The FOBT is a simple test that checks for signs of blood in a person’s stool. While not diagnostically specific, blood in the fecal matter can indicate problems warranting further evaluation. An FOBT is often used as a preliminary means to determine whether more extensive testing is needed.
Another type of test called a barium enema uses X-rays to detect abnormalities. Prior to the X-ray, a liquid solution of barium sulfate is inserted into the patient’s rectum. The silver-white compound coats the inside of the lower gastrointestinal tract, making it easier for polyps and other abnormal areas to be visualized.

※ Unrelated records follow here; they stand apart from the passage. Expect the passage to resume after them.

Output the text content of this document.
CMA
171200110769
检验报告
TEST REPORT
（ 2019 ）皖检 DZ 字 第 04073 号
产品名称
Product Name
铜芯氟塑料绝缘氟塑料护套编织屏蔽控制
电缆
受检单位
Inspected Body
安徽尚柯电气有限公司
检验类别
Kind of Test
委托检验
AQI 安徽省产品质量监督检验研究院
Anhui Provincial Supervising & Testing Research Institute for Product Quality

Sigmoidoscopy and colonoscopy are two more advanced types of colorectal cancer tests. These tests are similar, and both require that a patient prepare beforehand by thoroughly cleansing his or her colon. Typically, a patient is given a strong laxative to use at home prior to testing so that the colon is completely empty when the test is administered.
During a sigmoidoscopy, a sigmoidoscope, a thin, flexible tube, is threaded into the patient’s rectum and lower colon. The sigmoidoscope is lighted and typically has a lens attached so that the doctor can view the interior of the rectum and lower colon. It may also have a tool attached to remove or biopsy any growths that are found during the procedure.
A colonoscopy is much like a sigmoidoscopy, except that the entire colon is visualized. The patient is usually sedated during the procedure. The instrument used, called a colonoscope, is very similar to a sigmoidoscope. The colonoscope generally has a tiny camera attached to the tip so that an image can be projected onto a video screen for the doctor to evaluate.
One of the least invasive of all colorectal cancer tests is the virtual colonscopy, also known as the computerized tomographic colonography. During this procedure, a specialized type of X-ray is used to generate images of a patient’s colon, and those images are used to create a detailed computerized picture that can show abnormalities. Although less invasive than other colorectal cancer tests, this type of screening might not be as accurate as some of the other tests.